The case against Zuma is found in the state capture report. Vitjie Mentor (p89) thought she was having a social fellowship with Ajay Gupta (a Zuma financier). She was told that if she could, as minister of State Enterprises, cancel the proposed South African Airways new route to Mumbai in favour of Jet Airways (a Gupta airline), she would not regret the decision.

In another paragraph, the same Ajay offered an emolument of R600 million with R600 000 cash payment if deputy minister Mcebisi Jonas would become their man in the finance ministry. It was Jonas who eventually blew a whistle on the Guptas and caused all the furore we have now.

Whatsapp, print media and television shows are conflating the two cases with Zuma’s refusal to appear before the Commission of Inquiry.

There is a very close similarity with Bill Cosby’s case.

The fact that Jonas and Mentor have made these allegations does not make Zuma guilty. These sluggards, who claim to know all about the rule of law, forget that the law is an ass.

Zuma does not have to prove anything before anybody. The law (which I have told you is an ass) assumes that Zuma is as clean as a nun’s white uniform.

It is the responsibility of the state to make that case. Please bear with me. Zuma is free to hire a Chitepo or a Beatrice Mtetwa who will make fools out of the prosecutors.

Mentor says that Zuma was in the Gupta house and appeared as she was about to leave. Mentor is assuming that Zuma knew or approved of a previous conversation between herself and Ajay. Please, be careful.
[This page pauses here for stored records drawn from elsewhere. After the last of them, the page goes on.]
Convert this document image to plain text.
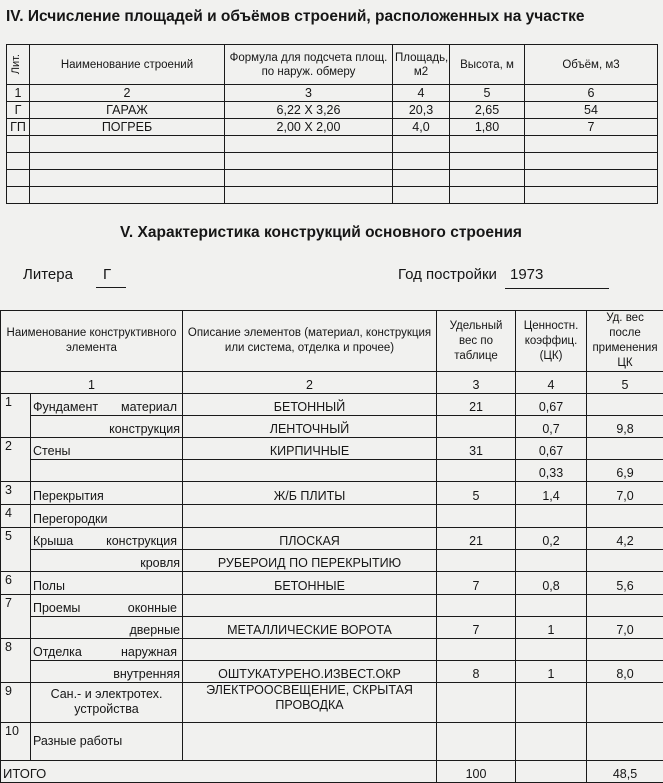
IV. Исчисление площадей и объёмов строений, расположенных на участке
Лит.	Наименование строений	Формула для подсчета площ. по наруж. обмеру	Площадь, м2	Высота, м	Объём, м3
1	2	3	4	5	6
Г	ГАРАЖ	6,22 X 3,26	20,3	2,65	54
ГП	ПОГРЕБ	2,00 X 2,00	4,0	1,80	7

V. Характеристика конструкций основного строения
Литера Г	Год постройки 1973
Наименование конструктивного элемента		Описание элементов (материал, конструкция или система, отделка и прочее)	Удельный вес по таблице	Ценностн. коэффиц. (ЦК)	Уд. вес после применения ЦК
1		2	3	4	5
1	Фундамент материал	БЕТОННЫЙ	21	0,67	
	конструкция	ЛЕНТОЧНЫЙ		0,7	9,8
2	Стены	КИРПИЧНЫЕ	31	0,67	
				0,33	6,9
3	Перекрытия	Ж/Б ПЛИТЫ	5	1,4	7,0
4	Перегородки				
5	Крыша конструкция	ПЛОСКАЯ	21	0,2	4,2
	кровля	РУБЕРОИД ПО ПЕРЕКРЫТИЮ			
6	Полы	БЕТОННЫЕ	7	0,8	5,6
7	Проемы оконные				

	дверные	МЕТАЛЛИЧЕСКИЕ ВОРОТА	7	1	7,0
8	Отделка наружная				

	внутренняя	ОШТУКАТУРЕНО.ИЗВЕСТ.ОКР	8	1	8,0
9	Сан.- и электротех. устройства	ЭЛЕКТРООСВЕЩЕНИЕ, СКРЫТАЯ ПРОВОДКА			
10	Разные работы				
ИТОГО			100		48,5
Also, brother Jonas assumes that Ajay will say to a court of law that his words were approved by Zuma. Please, my brothers. I am not that naïve.

Those who hate Zuma are conflating issues which have nothing to do with each other. The Zulus have a very negative perspective on Cyril Ramaphosa.

Like Zimbabwe, South Africa has two development templates about which nobody knows about and nobody pays them any mind. The first was the Reconstruction and Development, 1998 and the second was Rehabilitation and Reparations programme of 1999. Together, they would boost housing by two million and unemployment by half. Today unemployment among youths is 75%.

When it was discovered that Ramaphosa’s political campaign had received large donations from capitalist moguls, namely the Oppeheimers (mining house) and the Ruperts (a banking family), an attempt by Julius Malema in parliament for full disclosure was rebuffed.

Ramaphosa has his Oppenheimers and Ruperts. Zuma has his Guptas. One has six and the other has half a dozen — it makes the same difference.